Le film se subdivise en plusieurs parties. Un an après le crime, on rencontre des survivants, notamment Amal, petite fille dont on apprendra qu’elle a été opérée dans le Golfe en raison d’un éclat d’obus dans le cerveau. Il y a la mère aussi, rare adulte survivante, des demi-frères ou sœurs, des cousins… Chacun raconte, mais la parole est difficile, le traumatisme est tout récent. Peu à peu, un film d’animation en N&B vient perturber la vie des Samouni, les hélicos volent dans le ciel, le fracas se rapproche.
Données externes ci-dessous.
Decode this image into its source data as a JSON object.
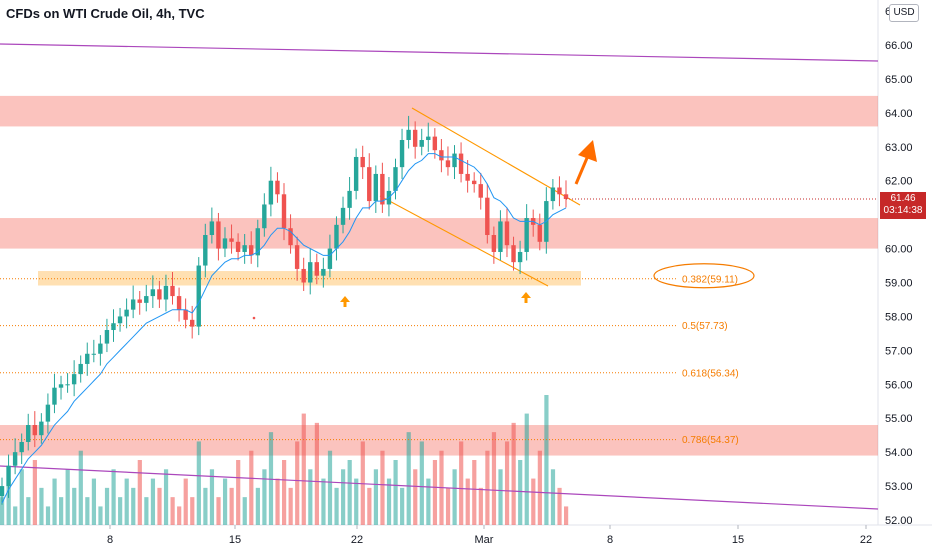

Puis c’est l’enfer. Dans une métaphore hallucinante, les éléphants remplacent les chars israéliens. Le réalisateur revenant un an après, on célèbre le mariage de deux cousins, la vie a repris son cours, on chante, on danse, le peuple palestinien ne sera pas anéanti.
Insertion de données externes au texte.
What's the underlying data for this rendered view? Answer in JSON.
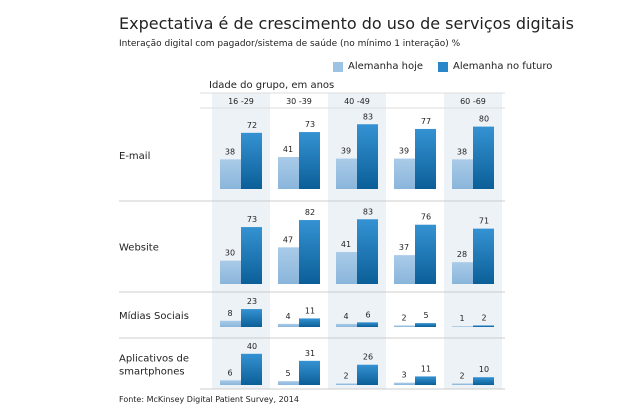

La force du film tient essentiellement dans la description du crime de guerre au travers d’une animation en N&B due à Simone Massi, lequel utilise la technique de la carte à gratter, et d’images tournées par l’armée israélienne à bord de leurs engins de mort. C’est à la fois terrifiant, mais réaliste car basé sur divers témoignages reçus par Savona.
Extraordinaire leçon de courage d’un peuple dont on se demande ce qu’il a bien pu faire pour mériter un tel acharnement criminel de la part de son voisin. Les propos d’une petite fille expliquant, sans haine, qu’il faut continuer à dialoguer, reflètent une formidable envie de vivre. Restent les références continuelles au Dieu des musulmans, que l’on continue d’honorer, et dont on cherchera en vain le moindre doute quant à son existence. Cela aide à surmonter les tragédies, mais ne les évite pas.
Signalons l’aide apportée par le Ciclic de la Région Centre Val de Loire à la production. Le Ciclic est souvent sur la Croisette par ses choix audacieux. On se souvient de 120 BPM, Grand prix en 2017.